Auch die jüngste Wendung in der Causa Grasser hat ein Strafverfahren gegen den Finanzminister nicht wahrscheinlicher gemacht.
Fasst man die Reaktionen auf die Entscheidung der Rats kammer des Wiener Straflandesgerichts zusammen, das Strafverfahren rund um die Homepage von Finanzminister Karl-Heinz Grasser nicht einzustellen, könnte man glauben, alles sei in bester Ordnung. Der Minister freut sich und ist überzeugt, dass die Gerichte bald seine Unschuld feststellen werden. Die Opposition hat ihren Glauben an den Rechtsstaat wiedergefunden und sieht die Zeit der Abrechnung gekommen.
Doch objektiv betrachtet, gibt es wenig Grund zur Euphorie. Zusätzliches Licht ins Dunkel der Homepage-Affäre wird auch durch diese Ehren-Runde der Justiz nicht kommen. Zwar ist der Versuch der Wiener Staatsanwaltschaft (vorbehaltlich des Erfolgs einer möglichen Beschwerde der Staatsanwaltschaft gegen die Ratskammer-Entscheidung) fehlgeschlagen, die politisch so heikle Causa mit einem beliebten Juristen-Kniff ("Sind nicht zuständig!") zu umschiffen. Also muss sich die Staatsanwaltschaft nun wenigstens inhaltlich mit den Vorgängen rund um die Homepage auseinander setzen. Wobei man dort nun vor dem Problem steht, wer eine allfällige Steuerpflicht eigentlich feststellen soll.

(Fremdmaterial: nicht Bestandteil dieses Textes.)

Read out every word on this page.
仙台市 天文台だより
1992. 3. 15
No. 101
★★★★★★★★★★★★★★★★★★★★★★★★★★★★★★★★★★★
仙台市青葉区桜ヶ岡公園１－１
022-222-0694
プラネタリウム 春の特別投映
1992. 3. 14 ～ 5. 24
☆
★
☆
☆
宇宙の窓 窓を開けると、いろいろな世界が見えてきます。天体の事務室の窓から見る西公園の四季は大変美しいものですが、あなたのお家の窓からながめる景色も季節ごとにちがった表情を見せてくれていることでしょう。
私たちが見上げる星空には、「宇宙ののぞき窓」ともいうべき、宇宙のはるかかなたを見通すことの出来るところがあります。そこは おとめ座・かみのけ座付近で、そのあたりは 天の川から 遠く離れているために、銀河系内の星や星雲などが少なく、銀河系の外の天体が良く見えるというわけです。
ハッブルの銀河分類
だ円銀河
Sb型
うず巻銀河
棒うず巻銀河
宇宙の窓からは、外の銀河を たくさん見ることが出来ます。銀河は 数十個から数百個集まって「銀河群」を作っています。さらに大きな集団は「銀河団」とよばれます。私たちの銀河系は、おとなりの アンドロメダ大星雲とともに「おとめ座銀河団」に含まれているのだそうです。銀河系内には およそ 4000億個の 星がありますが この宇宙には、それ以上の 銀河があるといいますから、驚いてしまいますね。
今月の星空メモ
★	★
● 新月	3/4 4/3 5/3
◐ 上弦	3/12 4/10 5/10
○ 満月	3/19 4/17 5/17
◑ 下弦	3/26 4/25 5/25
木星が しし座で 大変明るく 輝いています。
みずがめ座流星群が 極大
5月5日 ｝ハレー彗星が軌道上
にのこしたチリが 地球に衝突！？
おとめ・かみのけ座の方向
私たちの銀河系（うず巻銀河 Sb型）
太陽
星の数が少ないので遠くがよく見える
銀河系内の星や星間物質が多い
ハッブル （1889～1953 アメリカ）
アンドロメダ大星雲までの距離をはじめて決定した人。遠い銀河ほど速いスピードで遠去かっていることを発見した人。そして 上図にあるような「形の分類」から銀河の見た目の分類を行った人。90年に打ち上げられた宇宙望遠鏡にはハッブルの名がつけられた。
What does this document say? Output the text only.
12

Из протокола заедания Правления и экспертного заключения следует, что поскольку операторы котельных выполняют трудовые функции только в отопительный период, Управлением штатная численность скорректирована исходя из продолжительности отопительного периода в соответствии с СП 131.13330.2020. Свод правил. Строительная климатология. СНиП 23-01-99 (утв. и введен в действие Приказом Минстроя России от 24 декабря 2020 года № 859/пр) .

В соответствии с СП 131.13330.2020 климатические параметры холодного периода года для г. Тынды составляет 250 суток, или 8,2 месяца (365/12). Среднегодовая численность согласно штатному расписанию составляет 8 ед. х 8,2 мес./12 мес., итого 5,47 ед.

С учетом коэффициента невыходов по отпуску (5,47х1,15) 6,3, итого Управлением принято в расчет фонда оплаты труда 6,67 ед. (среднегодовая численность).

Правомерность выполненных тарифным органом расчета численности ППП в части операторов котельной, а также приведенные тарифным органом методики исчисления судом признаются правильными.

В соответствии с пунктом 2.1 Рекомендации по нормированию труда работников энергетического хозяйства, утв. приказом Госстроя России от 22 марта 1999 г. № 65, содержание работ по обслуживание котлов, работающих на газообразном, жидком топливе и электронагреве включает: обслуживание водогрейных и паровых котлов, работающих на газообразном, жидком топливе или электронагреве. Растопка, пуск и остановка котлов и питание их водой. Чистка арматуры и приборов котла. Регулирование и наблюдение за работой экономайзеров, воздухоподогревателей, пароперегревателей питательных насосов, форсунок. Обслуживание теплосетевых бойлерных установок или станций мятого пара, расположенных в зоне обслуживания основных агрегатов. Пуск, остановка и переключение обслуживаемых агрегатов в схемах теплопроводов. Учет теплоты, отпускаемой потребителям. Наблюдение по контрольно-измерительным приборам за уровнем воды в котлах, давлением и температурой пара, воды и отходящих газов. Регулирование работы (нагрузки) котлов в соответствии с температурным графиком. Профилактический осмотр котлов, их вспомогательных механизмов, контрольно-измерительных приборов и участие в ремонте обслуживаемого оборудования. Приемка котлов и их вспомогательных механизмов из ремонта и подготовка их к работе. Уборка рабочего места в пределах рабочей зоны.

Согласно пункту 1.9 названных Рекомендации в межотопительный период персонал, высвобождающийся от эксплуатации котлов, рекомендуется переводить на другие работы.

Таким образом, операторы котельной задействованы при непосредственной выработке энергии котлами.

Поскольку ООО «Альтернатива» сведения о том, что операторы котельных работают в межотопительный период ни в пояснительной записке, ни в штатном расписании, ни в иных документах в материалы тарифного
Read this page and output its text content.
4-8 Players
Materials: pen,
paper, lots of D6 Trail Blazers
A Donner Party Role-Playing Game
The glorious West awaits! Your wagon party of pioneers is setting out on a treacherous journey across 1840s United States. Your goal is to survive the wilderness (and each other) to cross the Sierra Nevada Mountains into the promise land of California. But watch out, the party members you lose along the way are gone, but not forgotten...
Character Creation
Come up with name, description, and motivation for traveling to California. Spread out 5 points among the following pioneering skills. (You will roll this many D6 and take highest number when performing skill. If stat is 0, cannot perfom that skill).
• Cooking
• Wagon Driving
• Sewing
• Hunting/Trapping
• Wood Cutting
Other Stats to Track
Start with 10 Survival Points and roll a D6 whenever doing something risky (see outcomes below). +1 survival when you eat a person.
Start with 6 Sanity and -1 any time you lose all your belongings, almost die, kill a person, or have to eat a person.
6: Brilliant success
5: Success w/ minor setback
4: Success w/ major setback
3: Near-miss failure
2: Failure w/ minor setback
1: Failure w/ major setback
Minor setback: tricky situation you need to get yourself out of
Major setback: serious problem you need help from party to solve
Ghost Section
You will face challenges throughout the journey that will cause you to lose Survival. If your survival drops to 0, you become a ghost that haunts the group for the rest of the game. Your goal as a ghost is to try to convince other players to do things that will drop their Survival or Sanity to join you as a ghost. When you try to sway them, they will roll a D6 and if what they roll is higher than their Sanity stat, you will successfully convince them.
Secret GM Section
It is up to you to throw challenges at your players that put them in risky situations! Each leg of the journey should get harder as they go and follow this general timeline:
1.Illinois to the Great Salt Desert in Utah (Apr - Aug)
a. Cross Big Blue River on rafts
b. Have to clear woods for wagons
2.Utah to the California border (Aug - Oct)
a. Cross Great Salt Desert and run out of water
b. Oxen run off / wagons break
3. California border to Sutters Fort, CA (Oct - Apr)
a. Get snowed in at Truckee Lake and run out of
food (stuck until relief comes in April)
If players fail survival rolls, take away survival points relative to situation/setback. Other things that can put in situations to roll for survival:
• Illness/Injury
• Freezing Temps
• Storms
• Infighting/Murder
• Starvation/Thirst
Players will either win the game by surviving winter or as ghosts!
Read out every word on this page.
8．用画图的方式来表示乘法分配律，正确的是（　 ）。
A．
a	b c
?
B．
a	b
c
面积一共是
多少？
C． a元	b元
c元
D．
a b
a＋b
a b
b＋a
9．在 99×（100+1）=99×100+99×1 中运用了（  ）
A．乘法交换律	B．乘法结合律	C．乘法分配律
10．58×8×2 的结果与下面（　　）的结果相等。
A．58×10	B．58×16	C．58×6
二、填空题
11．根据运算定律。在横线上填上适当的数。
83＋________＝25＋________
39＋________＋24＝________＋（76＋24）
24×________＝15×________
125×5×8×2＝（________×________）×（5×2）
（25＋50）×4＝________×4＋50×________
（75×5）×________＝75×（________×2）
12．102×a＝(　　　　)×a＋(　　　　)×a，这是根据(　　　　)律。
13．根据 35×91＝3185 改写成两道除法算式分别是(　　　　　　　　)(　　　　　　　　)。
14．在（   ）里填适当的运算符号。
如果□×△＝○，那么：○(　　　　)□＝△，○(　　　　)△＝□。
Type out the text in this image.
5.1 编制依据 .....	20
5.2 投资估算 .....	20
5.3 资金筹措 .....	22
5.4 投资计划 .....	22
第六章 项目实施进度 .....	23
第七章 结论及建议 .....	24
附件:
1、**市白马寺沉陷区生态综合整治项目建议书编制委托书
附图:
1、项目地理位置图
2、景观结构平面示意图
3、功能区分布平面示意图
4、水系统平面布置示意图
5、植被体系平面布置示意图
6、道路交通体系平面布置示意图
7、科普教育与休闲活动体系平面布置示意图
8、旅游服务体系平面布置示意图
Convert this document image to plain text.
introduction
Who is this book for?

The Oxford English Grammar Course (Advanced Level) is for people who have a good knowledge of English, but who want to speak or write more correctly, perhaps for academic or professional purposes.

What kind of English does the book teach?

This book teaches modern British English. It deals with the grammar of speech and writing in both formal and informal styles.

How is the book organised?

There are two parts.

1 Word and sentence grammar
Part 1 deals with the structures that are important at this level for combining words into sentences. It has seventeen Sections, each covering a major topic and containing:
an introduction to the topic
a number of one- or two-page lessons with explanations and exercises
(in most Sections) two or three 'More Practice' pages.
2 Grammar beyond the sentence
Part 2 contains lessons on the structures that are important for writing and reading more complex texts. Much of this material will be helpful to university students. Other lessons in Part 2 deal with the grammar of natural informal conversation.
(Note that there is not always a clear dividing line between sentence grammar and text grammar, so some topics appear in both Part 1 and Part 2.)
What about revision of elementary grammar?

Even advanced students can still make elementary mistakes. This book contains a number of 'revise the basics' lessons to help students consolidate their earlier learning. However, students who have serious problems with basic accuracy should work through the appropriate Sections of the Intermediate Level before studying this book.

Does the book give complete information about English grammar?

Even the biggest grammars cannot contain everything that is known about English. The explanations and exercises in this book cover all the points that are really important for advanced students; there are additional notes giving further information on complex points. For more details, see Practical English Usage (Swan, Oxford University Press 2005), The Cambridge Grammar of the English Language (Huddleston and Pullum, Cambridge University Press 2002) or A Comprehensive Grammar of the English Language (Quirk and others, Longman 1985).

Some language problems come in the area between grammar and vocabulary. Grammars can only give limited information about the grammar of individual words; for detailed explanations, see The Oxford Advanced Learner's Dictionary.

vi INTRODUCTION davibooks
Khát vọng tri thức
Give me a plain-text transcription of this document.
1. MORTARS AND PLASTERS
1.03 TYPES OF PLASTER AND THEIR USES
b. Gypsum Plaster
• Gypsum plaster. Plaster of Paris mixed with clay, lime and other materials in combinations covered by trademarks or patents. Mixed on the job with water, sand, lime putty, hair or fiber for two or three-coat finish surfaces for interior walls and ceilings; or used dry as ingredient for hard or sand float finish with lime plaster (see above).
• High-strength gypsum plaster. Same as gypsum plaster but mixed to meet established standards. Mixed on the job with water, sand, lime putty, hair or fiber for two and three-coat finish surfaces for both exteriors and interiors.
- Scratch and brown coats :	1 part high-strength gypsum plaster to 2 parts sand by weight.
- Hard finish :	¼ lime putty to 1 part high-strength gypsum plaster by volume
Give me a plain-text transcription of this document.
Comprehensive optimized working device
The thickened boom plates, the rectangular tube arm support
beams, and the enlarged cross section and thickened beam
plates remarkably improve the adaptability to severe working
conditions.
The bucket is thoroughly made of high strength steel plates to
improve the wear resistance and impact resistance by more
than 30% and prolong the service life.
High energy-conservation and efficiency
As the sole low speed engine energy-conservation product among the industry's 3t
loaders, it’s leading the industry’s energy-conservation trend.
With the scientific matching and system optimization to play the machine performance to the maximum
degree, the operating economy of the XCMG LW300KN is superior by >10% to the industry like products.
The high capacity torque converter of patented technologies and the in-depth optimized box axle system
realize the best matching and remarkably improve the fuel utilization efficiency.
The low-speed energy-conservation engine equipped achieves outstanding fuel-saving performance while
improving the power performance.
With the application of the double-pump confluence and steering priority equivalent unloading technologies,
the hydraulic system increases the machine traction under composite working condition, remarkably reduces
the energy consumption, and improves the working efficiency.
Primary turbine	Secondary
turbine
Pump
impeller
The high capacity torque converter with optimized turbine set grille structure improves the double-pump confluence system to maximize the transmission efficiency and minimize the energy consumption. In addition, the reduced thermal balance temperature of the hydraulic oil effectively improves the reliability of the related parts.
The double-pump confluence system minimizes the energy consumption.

Ein Strafverfahren gegen den Finanzminister wegen Abgabenhinterziehung ist auch im zweiten Anlauf - nach menschlichem bzw. rechtlichem Ermessen - unwahrscheinlich. Dafür sieht das Finanzstrafgesetz nämlich Vorsatz vor. Grasser muss also nachgewiesen werden, dass er bei der Einrichtung seiner Homepage bewusst Steuern hinterziehen wollte. Da aber zwei Finanzämter eine Steuerpflicht auf Anfrage Grassers ausdrücklich verneint haben, ist Vorsatz nur schwer denkbar. Zu klären ist allenfalls, ob die Finanzbeamten mit ihrem Gutachten dem Minister einen Gefallen tun wollten, was den Tatbestand des Amtsmissbrauchs erfüllen könnte.
Bleiben noch die zahlreichen erfolgten Prüfungen einer möglichen Steuerpflicht durch den Rechnungshof, die Volksanwaltschaft und Experten aller Art, auf die von Grassers Kritikern gerne verwiesen wird. Die sind rechtlich irrelevant. Über die Steuerpflicht eines Vorganges - in diesem Fall der Spende der Industriellenvereinigung in der Höhe von 283.000 Euro für die Erstellung einer Homepage - entscheidet nämlich ausschließlich die Finanzbehörde.
Insgesamt bleibt die Causa Grasser ein Fall für die Politik, nicht für die Justiz. So könnte man fragen, ob der Steuerakt eines Ressortchefs auch künftig von der ihm untergebenen Behörde geprüft werden kann. Und ab wann ein Minister den Hut nehmen muss.